RENNES: Fruit de centaines d'heures d'entretiens avec des travailleurs humanitaires, "Dans la mesure de l'impossible", de Tiago Rodrigues, nouveau directeur du Festival d'Avignon, explore dans une création au TNB à Rennes le va-et-vient entre expériences traumatiques et étrange normalité du "chez soi".
Présentée au Théâtre national de Bretagne, la dernière création du nouveau directeur du Festival d'Avignon place le spectateur dans le rôle d'intervieweur face à quatre travailleurs humanitaires de la Croix-Rouge et de Médecins sans Frontières.
Le décor dépouillé, de larges tentures de tissu rappelant des montagnes, un hôpital, une tente, sont actionnées au cours du spectacle par les acteurs. Au coeur de la scène, le percussionniste Gabriel Ferrandini, rythme la pièce de ses envolées sourdes et angoissantes.
D'emblée, le ton est donné: les humanitaires ne sont "pas des héros". Ils exercent un métier "ennuyeux" qui n'a "aucun sens la plupart du temps", comme "n'importe quel travail".
Pourtant, les récits qui s'enchaînent dans plusieurs langues dévoilent une tout autre réalité. "Quand je rentre de mission, les gens veulent savoir comment c'était. Ils veulent des histoires simples, mais le monde n'est pas simple et la complexité n'intéresse personne". Qui tient vraiment à entendre le récit de l'horreur lors d'un repas entre amis? "On est les seuls à savoir, les seuls à comprendre", résume un acteur.
Sans sombrer dans le pathos, le pamphlet ou la morale, la pièce raconte avec une grande force théâtrale ces histoires recueillies sur le terrain et la désillusion qui s'installe peu à peu face à "l'impossible", la guerre et la folie des hommes. "Aucun d'entre nous ne sauvera le monde. On est comme un parapluie face à un tsunami".
Fils d'une mère médecin, Tiago Rodrigues s'est souvent demandé pourquoi il avait choisi de raconter le monde plutôt que de le sauver. "J'étais très curieux de comprendre le travail des humanitaires et comment le contact très proche avec la catastrophe, la souffrance, le danger, change leur vision du monde et les transforme intimement", raconte le dramaturge portugais à l'AFP.
Des Don Quichotte
"La majorité d'entre eux fait le mieux possible, fait ce qui peut se faire dans la mesure du possible. Mais d'autres vont au-delà et consacrent leur vie à essayer de soigner parfois au-delà du possible", poursuit-il.
Aventuriers romantiques selon le cliché, les travailleurs humanitaires deviennent, sous la plume de Tiago Rodrigues, des individus avec leur part d'ombre, éprouvant une certaine excitation perverse pour les scènes de guerre, avec sexe et alcool comme uniques moyens pour se relaxer. La pédophilie entre aussi dans le paysage.
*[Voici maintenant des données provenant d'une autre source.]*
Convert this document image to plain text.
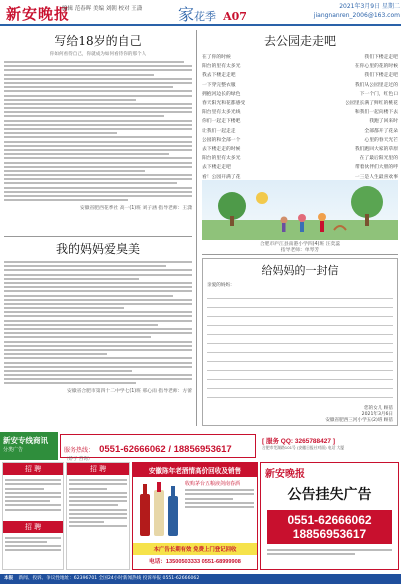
新安晚报
编辑 范春晖 美编 刘朝 校对 王潇	家花季 A07
2021年3月9日 星期二
jiangnanren_2006@163.com
写给18岁的自己
你如何看待自己，你就成为如何看待你的那个人
安徽省肥西花季社 高一(1)班 刘子涵 指导老师：王潇
我的妈妈爱臭美
安徽省合肥市第四十二中学七(1)班 邢心雨 指导老师：方蕾
去公园走走吧
在了你的时候	我们下楼走走吧
阳台的里有太多光	在你心里的花的时候
我去下楼走走吧	我们下楼走走吧
一下穿完整衣服	我们从公园里走过的
拥抱河边长的绿色	下一个门，红色口
春天阳光和花都感受	公园里长满了鲜红的桃花
阳台里有太多光线	和我们一起向楼下去
你们一起走下楼吧	我跑了回来时
让我们一起走走	全部都开了花朵
公园的和全部一个	心里的春天光芒
去下楼走走的时候	我们跑回大家的草原
阳台的里有太多光	在了最后阳光里的
去下楼走走吧	带着伙伴们大胆的呼
看！公园开满了花	一三是人生最喜欢事
合肥市庐江县南港小学四(4)班 汪奕蕊
指导老师：单琴芳
给妈妈的一封信
亲爱的妈妈：
您的女儿 顾蓓
2021年3月6日
安徽省肥西三河小学五(2)班 顾蓓
新安专线商讯
分类广告	服务热线： 0551-62666062 / 18856953617
（娇子 咨询）
[ 服务 QQ: 3265788427 ]
合肥市芜湖路101号 (安徽日报社对面) 电话 大厦
招 聘
招 聘
招 聘	安徽陈年老酒情高价回收及销售
收购茅台五粮液剑南春酒
本广告长期有效 免费上门登记回收
电话：13500503333 0551-68999908
新安晚报
公告挂失广告
0551-62666062
18856953617
本报 新闻、投诉、争议性地址：62396701 全国24小时新闻热线 投诉举报 0551-62666062
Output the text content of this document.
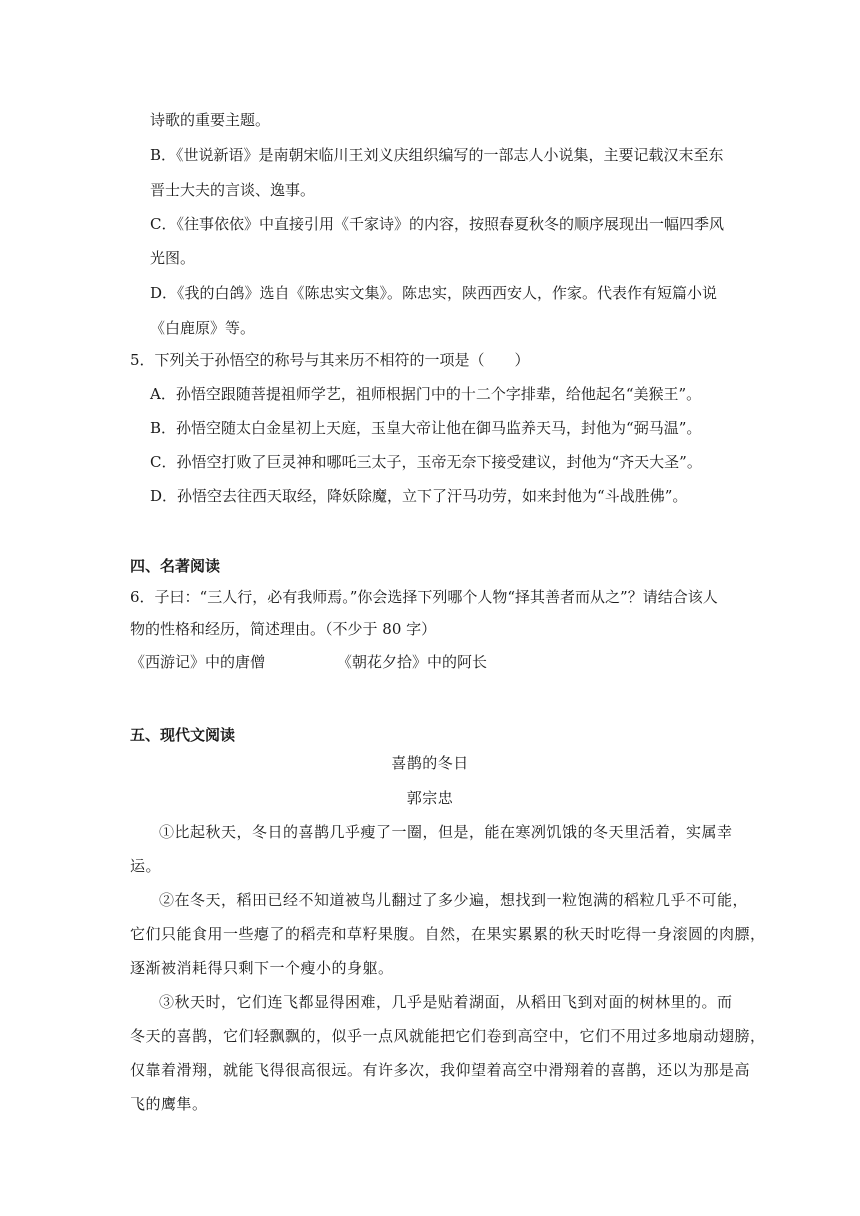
诗歌的重要主题。
B．《世说新语》是南朝宋临川王刘义庆组织编写的一部志人小说集，主要记载汉末至东
晋士大夫的言谈、逸事。
C．《往事依依》中直接引用《千家诗》的内容，按照春夏秋冬的顺序展现出一幅四季风
光图。
D．《我的白鸽》选自《陈忠实文集》。陈忠实，陕西西安人，作家。代表作有短篇小说
《白鹿原》等。
5．下列关于孙悟空的称号与其来历不相符的一项是（　　）
A．孙悟空跟随菩提祖师学艺，祖师根据门中的十二个字排辈，给他起名“美猴王”。
B．孙悟空随太白金星初上天庭，玉皇大帝让他在御马监养天马，封他为“弼马温”。
C．孙悟空打败了巨灵神和哪吒三太子，玉帝无奈下接受建议，封他为“齐天大圣”。
D．孙悟空去往西天取经，降妖除魔，立下了汗马功劳，如来封他为“斗战胜佛”。
四、名著阅读
6．子曰：“三人行，必有我师焉。”你会选择下列哪个人物“择其善者而从之”？请结合该人
物的性格和经历，简述理由。（不少于 80 字）
《西游记》中的唐僧	《朝花夕拾》中的阿长
五、现代文阅读
喜鹊的冬日
郭宗忠
①比起秋天，冬日的喜鹊几乎瘦了一圈，但是，能在寒冽饥饿的冬天里活着，实属幸
运。
②在冬天，稻田已经不知道被鸟儿翻过了多少遍，想找到一粒饱满的稻粒几乎不可能，
它们只能食用一些瘪了的稻壳和草籽果腹。自然，在果实累累的秋天时吃得一身滚圆的肉膘，
逐渐被消耗得只剩下一个瘦小的身躯。
③秋天时，它们连飞都显得困难，几乎是贴着湖面，从稻田飞到对面的树林里的。而
冬天的喜鹊，它们轻飘飘的，似乎一点风就能把它们卷到高空中，它们不用过多地扇动翅膀，
仅靠着滑翔，就能飞得很高很远。有许多次，我仰望着高空中滑翔着的喜鹊，还以为那是高
飞的鹰隼。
"Ce sont des gens qui ont des convictions très fortes avec une incroyable capacité à gérer les frustrations, l'impuissance, et pour qui la dignité humaine de l'autre est aussi importante que la nôtre. Ils ont vécu des histoires absolument incroyables qui racontent beaucoup de la condition humaine. Pour qui fait du théâtre, c'est un peu comme parler à des Don Quichotte ou des Hamlet", observe Tiago Rodrigues qui devait accompagner le CICR sur le terrain avant que la crise du covid ne l'en empêche.
Revendiquant un "théâtre documenté" assorti d'une part de fiction, plutôt qu'un théâtre "documentaire", le metteur en scène estime avoir réussi à restituer fidèlement les récits recueillis en présence des acteurs, parmi lesquels la codirectrice de la Comédie de Genève Natacha Koutchoumov.
"Si on veut parler de la forêt il faut parler avec force de quatre ou cinq arbres et laisser au public la possibilité de faire le lien entre ces histoires d'arbres et une idée de forêt impossible à encapsuler dans un spectacle", souligne Tiago Rodrigues.
La pièce sera jouée jusqu'au 5 mars à Rennes avant de tourner en France et en Italie.